My enquiry investigates how Chinese internet slang compresses complex feelings into short, recognisable and shareable expressions. Focusing on nine selected terms, the project asks how these words help users communicate difficult emotions quickly, while also softening, simplifying or hiding what is harder to say.
This project developed from my earlier work, A Dictionary of Chinese Internet Slang, where I collected emotional online expressions and explored pixelated, digital visual styles. However, the first outcome was mainly descriptive and did not clearly define its audience or critical position. In this stage, I return to the dictionary format, but use it as a critical structure rather than a neutral container of definitions. Each entry includes pinyin, literal translation, etymology, examples of use and a hidden emotional layer. Through this structure, I explore the gap between the surface meaning of a word and the more complex emotional experience behind it.

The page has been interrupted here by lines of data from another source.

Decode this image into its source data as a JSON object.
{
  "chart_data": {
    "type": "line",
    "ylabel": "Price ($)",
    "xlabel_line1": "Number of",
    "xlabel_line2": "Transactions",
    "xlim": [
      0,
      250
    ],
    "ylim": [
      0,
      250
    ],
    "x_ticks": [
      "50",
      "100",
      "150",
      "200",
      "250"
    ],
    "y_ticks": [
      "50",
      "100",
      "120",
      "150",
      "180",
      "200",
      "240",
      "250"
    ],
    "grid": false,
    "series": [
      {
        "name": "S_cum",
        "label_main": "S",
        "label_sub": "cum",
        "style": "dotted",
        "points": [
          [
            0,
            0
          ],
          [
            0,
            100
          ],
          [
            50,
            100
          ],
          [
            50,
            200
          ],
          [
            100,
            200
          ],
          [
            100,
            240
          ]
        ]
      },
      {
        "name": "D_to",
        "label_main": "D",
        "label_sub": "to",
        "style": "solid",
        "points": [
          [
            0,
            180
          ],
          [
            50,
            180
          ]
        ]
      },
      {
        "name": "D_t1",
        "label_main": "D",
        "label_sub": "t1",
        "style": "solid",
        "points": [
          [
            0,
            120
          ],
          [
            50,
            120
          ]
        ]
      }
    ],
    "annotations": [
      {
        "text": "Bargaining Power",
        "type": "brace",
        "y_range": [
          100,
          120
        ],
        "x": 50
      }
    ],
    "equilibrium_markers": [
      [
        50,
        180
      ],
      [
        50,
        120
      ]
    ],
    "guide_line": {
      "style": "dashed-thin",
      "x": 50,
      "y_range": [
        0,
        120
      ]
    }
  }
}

My studio practice combines publication design, typography, material experiments and image manipulation. I use tracing paper to suggest partial visibility and emotional concealment and halftone meme residues to transform humorous internet images into unstable emotional traces. These methods allow the publication to move between clarity and ambiguity, definition and residue, surface expression and hidden feeling.
The enquiry is relevant to young Chinese-speaking internet users who already use these expressions in everyday digital communication. It is also relevant to graphic communication design because it explores how typography, materiality and publication structure can question the limits of language, and reveal what familiar digital expressions leave unsaid.